Local graziers of the land surrounding Mary Kathleen mine are deeply concerned about the reopening of the mine, fearing contaminated dust will be blown onto their land and groundwater will be impacted. Third generation grazier Ian Campbell said that the mine’s recovery was mismanaged, leaving behind dead, contaminated land.
“They talk about strict standards but that’s a joke – there are none.” – Grazier Ian Campbell
Though the tailings dam was mostly drained and capped with rock, thirty years on the rate of seepage is much faster than predicted. Metal-rich, radioactive waters have made their way into the local drainage system, contaminating the land and killing vegetation next to the mine.
Since the ban was lifted in 2012, many have questioned whether Queensland ports will be used to export the material, potentially through the Great Barrier Reef.
As it stands, there are no licensed ports in Queensland for the export of uranium. Uranium mined in SA and NT is currently exported through the existing licensed ports in Darwin and South Australia, although if Queensland is to resume mining then it’s a safe bet that it will be exported through Queensland ports.
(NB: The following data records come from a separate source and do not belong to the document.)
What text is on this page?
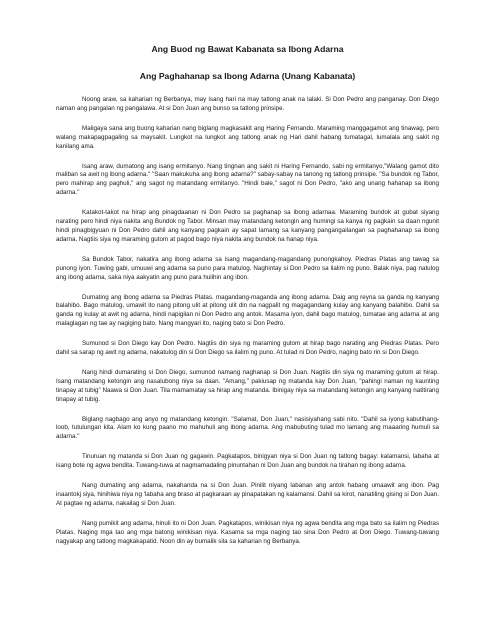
Ang Buod ng Bawat Kabanata sa Ibong Adarna
Ang Paghahanap sa Ibong Adarna (Unang Kabanata)

Noong araw, sa kaharian ng Berbanya, may isang hari na may tatlong anak na lalaki. Si Don Pedro ang panganay. Don Diego naman ang pangalan ng pangalawa. At si Don Juan ang bunso sa tatlong prinsipe.

Maligaya sana ang buong kaharian nang biglang magkasakit ang Haring Fernando. Maraming manggagamot ang tinawag, pero walang makapagpagaling sa maysakit. Lungkot na lungkot ang tatlong anak ng Hari dahil habang tumatagal, lumalala ang sakit ng kanilang ama.

Isang araw, dumatong ang isang ermitanyo. Nang tingnan ang sakit ni Haring Fernando, sabi ng ermitanyo,"Walang gamot dito maliban sa awit ng ibong adarna." "Saan makukuha ang ibong adarna?" sabay-sabay na tanong ng tatlong prinsipe. "Sa bundok ng Tabor, pero mahirap ang paghuli," ang sagot ng matandang ermitanyo. "Hindi bale," sagot ni Don Pedro, "ako ang unang hahanap sa ibong adarna."

Katakot-takot na hirap ang pinagdaanan ni Don Pedro sa paghanap sa ibong adarnaa. Maraming bundok at gubat siyang narating pero hindi niya nakita ang Bundok ng Tabor. Minsan may matandang ketongin ang humingi sa kanya ng pagkain sa daan ngunit hindi pinagbigyuan ni Don Pedro dahil ang kanyang pagkain ay sapat lamang sa kanyang pangangailangan sa paghahanap sa ibong adarna. Nagtiis siya ng maraming gutom at pagod bago niya nakita ang bundok na hanap niya.

Sa Bundok Tabor, nakatira ang ibong adarna sa isang magandang-magandang punongkahoy. Piedras Platas ang tawag sa punong iyon. Tuwing gabi, umuuwi ang adarna sa puno para matulog. Naghintay si Don Pedro sa ilalim ng puno. Balak niya, pag natulog ang ibong adarna, saka niya aakyatin ang puno para hulihin ang ibon.

Dumating ang ibong adarna sa Piedras Platas. magandang-maganda ang ibong adarna. Daig ang reyna sa ganda ng kanyang balahibo. Bago matulog, umawit ito nang pitong ulit at pitong ulit din na nagpalit ng magagandang kulay ang kanyang balahibo. Dahil sa ganda ng kulay at awit ng adarna, hindi napigilan ni Don Pedro ang antok. Masama iyon, dahil bago matulog, tumatae ang adarna at ang malaglagan ng tae ay nagiging bato. Nang mangyari ito, naging bato si Don Pedro.

Sumunod si Don Diego kay Don Pedro. Nagtiis din siya ng maraming gutom at hirap bago narating ang Piedras Platas. Pero dahil sa sarap ng awit ng adarna, nakatulog din si Don Diego sa ilalim ng puno. At tulad ni Don Pedro, naging bato rin si Don Diego.

Nang hindi dumarating si Don Diego, sumunod namang naghanap si Don Juan. Nagtiis din siya ng maraming gutom at hirap. Isang matandang ketongin ang nasalubong niya sa daan. "Amang," pakiusap ng matanda kay Don Juan, "pahingi naman ng kaunting tinapay at tubig" Naawa si Don Juan. Tila mamamatay sa hirap ang matanda. Ibinigay niya sa matandang ketongin ang kanyang natitirang tinapay at tubig.

Biglang nagbago ang anyo ng matandang ketongin. "Salamat, Don Juan," nasisiyahang sabi nito. "Dahil sa iyong kabutihang-loob, tutulungan kita. Alam ko kung paano mo mahuhuli ang ibong adarna. Ang mabubuting tulad mo lamang ang maaaring humuli sa adarna."

Tinuruan ng matanda si Don Juan ng gagawin. Pagkatapos, binigyan niya si Don Juan ng tatlong bagay: kalamansi, labaha at isang bote ng agwa bendita. Tuwang-tuwa at nagmamadaling pinuntahan ni Don Juan ang bundok na tirahan ng ibong adarna.

Nang dumating ang adarna, nakahanda na si Don Juan. Pinilit niyang labanan ang antok habang umaawit ang ibon. Pag inaantokj siya, hinihiwa niya ng 'labaha ang braso at pagkaraan ay pinapatakan ng kalamansi. Dahil sa kirot, nanatiling gising si Don Juan. At pagtae ng adarna, nakailag si Don Juan.

Nang pumikit ang adarna, hinuli ito ni Don Juan. Pagkatapos, winikisan niya ng agwa bendita ang mga bato sa ilalim ng Piedras Platas. Naging mga tao ang mga batong winikisan niya. Kasama sa mga naging tao sina Don Pedro at Don Diego. Tuwang-tuwang nagyakap ang tatlong magkakapatid. Noon din ay bumalik sila sa kaharian ng Berbanya.
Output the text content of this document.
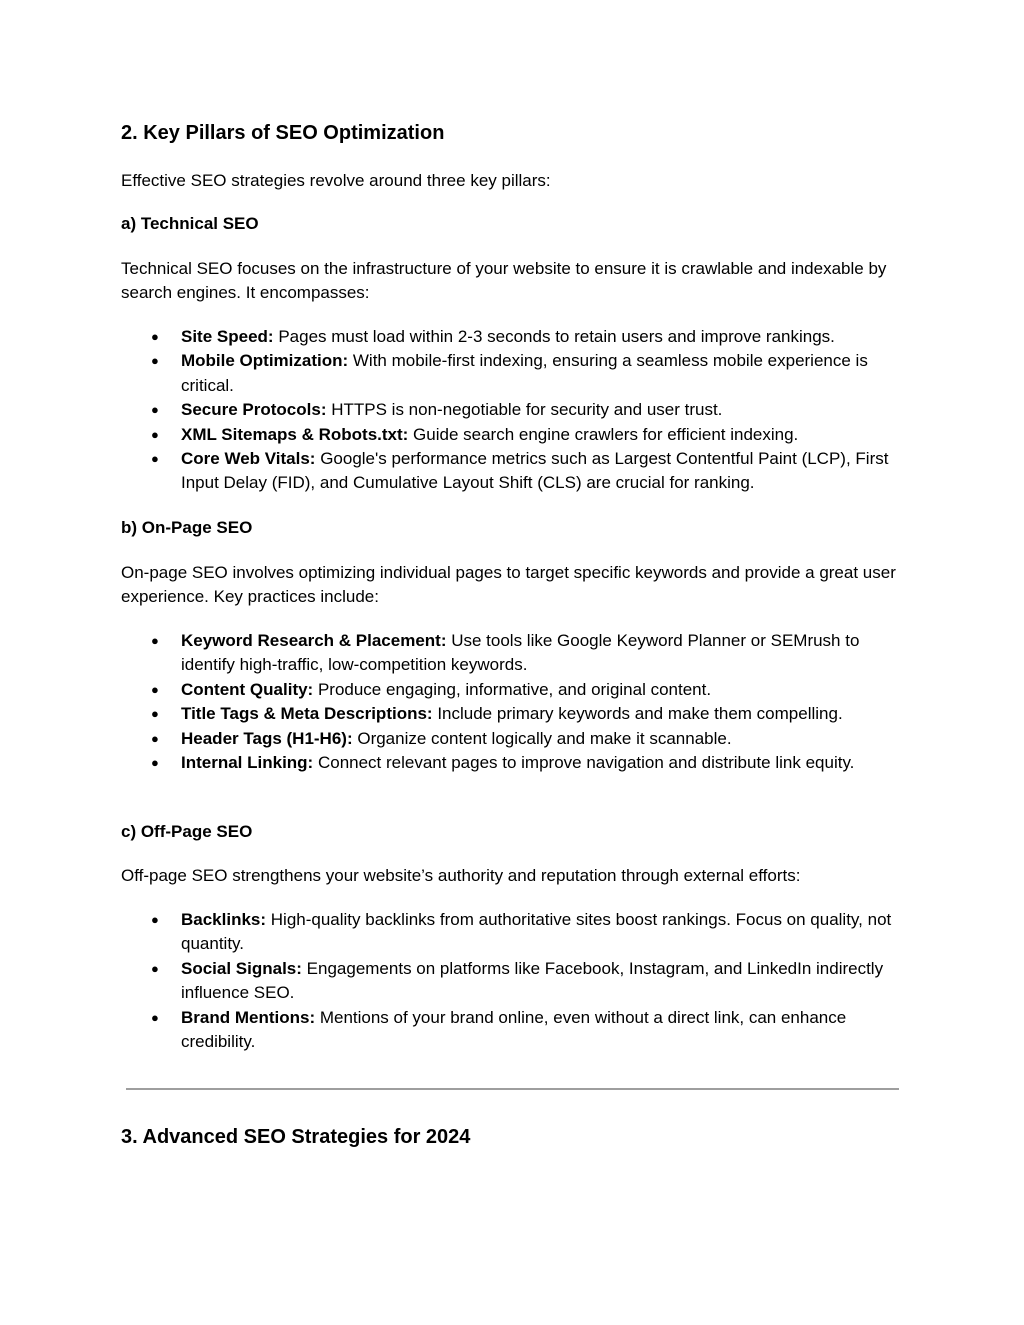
2. Key Pillars of SEO Optimization

Effective SEO strategies revolve around three key pillars:

a) Technical SEO

Technical SEO focuses on the infrastructure of your website to ensure it is crawlable and indexable by search engines. It encompasses:

● Site Speed: Pages must load within 2-3 seconds to retain users and improve rankings.
● Mobile Optimization: With mobile-first indexing, ensuring a seamless mobile experience is critical.
● Secure Protocols: HTTPS is non-negotiable for security and user trust.
● XML Sitemaps & Robots.txt: Guide search engine crawlers for efficient indexing.
● Core Web Vitals: Google's performance metrics such as Largest Contentful Paint (LCP), First Input Delay (FID), and Cumulative Layout Shift (CLS) are crucial for ranking.
b) On-Page SEO

On-page SEO involves optimizing individual pages to target specific keywords and provide a great user experience. Key practices include:

● Keyword Research & Placement: Use tools like Google Keyword Planner or SEMrush to identify high-traffic, low-competition keywords.
● Content Quality: Produce engaging, informative, and original content.
● Title Tags & Meta Descriptions: Include primary keywords and make them compelling.
● Header Tags (H1-H6): Organize content logically and make it scannable.
● Internal Linking: Connect relevant pages to improve navigation and distribute link equity.
c) Off-Page SEO

Off-page SEO strengthens your website’s authority and reputation through external efforts:

● Backlinks: High-quality backlinks from authoritative sites boost rankings. Focus on quality, not quantity.
● Social Signals: Engagements on platforms like Facebook, Instagram, and LinkedIn indirectly influence SEO.
● Brand Mentions: Mentions of your brand online, even without a direct link, can enhance credibility.
3. Advanced SEO Strategies for 2024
In 2012, the Port of Townsville applied for uranium to be exported through its ports, due to its proximity to Mary Kathleen and Ben Lomond. It described Townsville as a readily equipped gateway to facilitate the transport of yellowcake.
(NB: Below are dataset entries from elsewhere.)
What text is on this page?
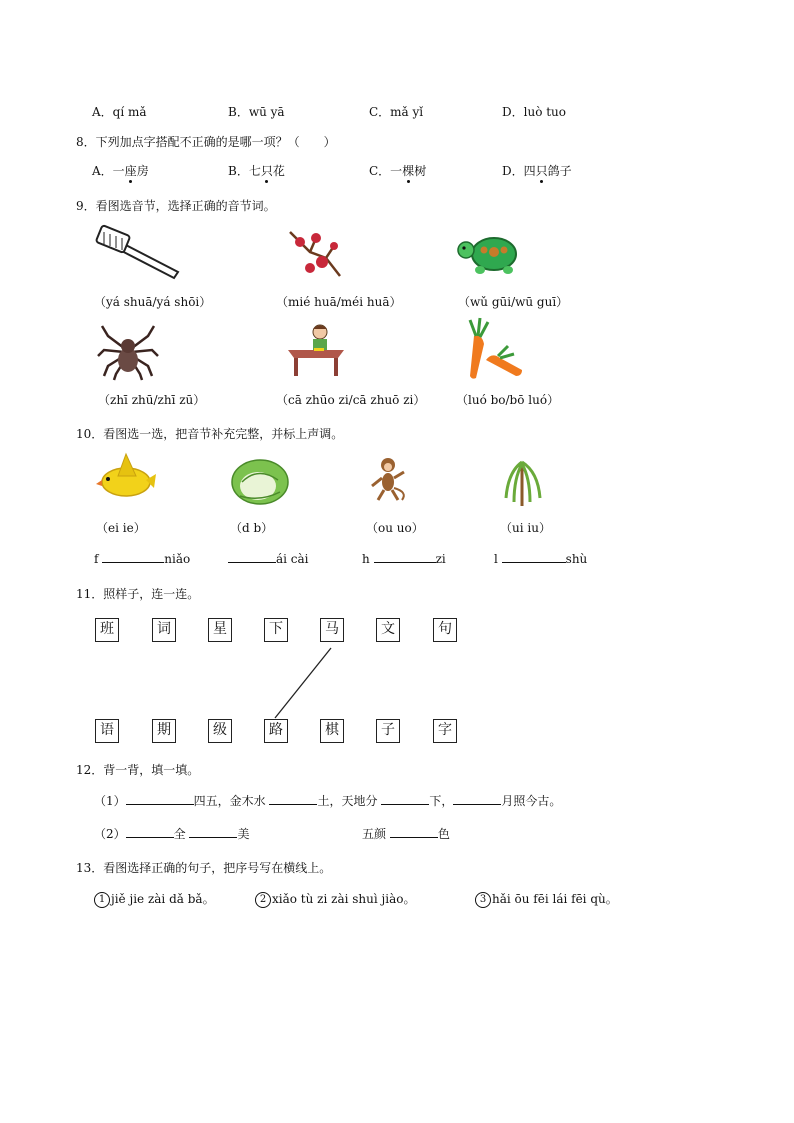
A．qí mǎ	B．wū yā	C．mǎ yǐ	D．luò tuo
8．下列加点字搭配不正确的是哪一项？（　　）
A．一座房	B．七只花	C．一棵树	D．四只鸽子
9．看图选音节，选择正确的音节词。
（yá shuā/yá shōi）	（mié huā/méi huā）	（wǔ gūi/wū guī）
（zhī zhū/zhī zū）	（cā zhūo zi/cā zhuō zi）	（luó bo/bō luó）
10．看图选一选，把音节补充完整，并标上声调。
（ei ie）	（d b）	（ou uo）	（ui iu）
f	niǎo	ái cài	h	zi	l	shù
11．照样子，连一连。
班	词	星	下	马	文	句
语	期	级	路	棋	子	字
12．背一背，填一填。
（1）	四五，金木水	土，天地分	下，	月照今古。
（2）	全	美	五颜	色
13．看图选择正确的句子，把序号写在横线上。
1 jiě jie zài dǎ bǎ。	2 xiǎo tù zi zài shuì jiào。	3 hǎi ōu fēi lái fēi qù。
This has been downplayed, although not ruled out by Cripps, saying the option exists but is unlikely as “the process for establishing a licensed port is quite complex and quite costly.”
QLD passes bill to block mining objections
In light of recent environmental victories against mining companies, the Newman government recently passed a bill to remove public objection rights on mining lease applications.
The Mineral and Energy Resources Bill was opposed by an unlikely team – Labor and Katter’s Australia Party – who feel the bill supports large mining companies at the expense of landholders.
“For example, if Ben Lomond Uranium Mine has a development application, landowners downstream, or the Charters Towers community, have no right to object even if uranium leaks into their water supply.” – Katter MP Shane Knuth
Indigenous Australians disproportionately impacted
It is estimated that 70% of the world’s uranium lies on indigenous lands, a situation that is reflected in Australia. Indigenous communities in Australia are disproportionately affected by the social and environmental impacts of uranium mining.
This occurs in a number of ways – bullying tactics used by mining companies, failure to consult Traditional Owners in a meaningful way, destruction of cultural sites and rock art.
The adverse health impacts from exposure to uranium continue to be downplayed by the Australian mining industry who have a history of non-compliance with environmental regulations. In December of last year, 1 million litres of uranium slurry burst its containment tank at Ranger mine in World Heritage listed Kakadu National Park. The same mine has experienced more than 200 spills, leaks and breaches since opening 35 years ago but still continues to operate.
Uranium Pusher of the Pacific
As the so-called ‘Pusher in the Pacific’, does Australia have any ethical obligations when it comes to the export of uranium?
The Japanese PM at the time of the Fukushima disaster recently toured Australia warning politicians and Traditional Owners about the risks of uranium mining. As he reminded us, Australian uranium was powering Fukushima at the time of the meltdown.
Despite not having conducted a nuclear weapons test since 1998, India remains a non-signatory to the Nuclear Non-Proliferation Treaty and is actively expanding its nuclear weapons program. There is no way we can ensure that Australian uranium is only used for peaceful means.
Abbott would have you believe that Australia is saving India by exporting our coal and uranium to their power hungry masses. But is it really ok to export uranium to developing nations, while we don’t pursue nuclear energy ourselves?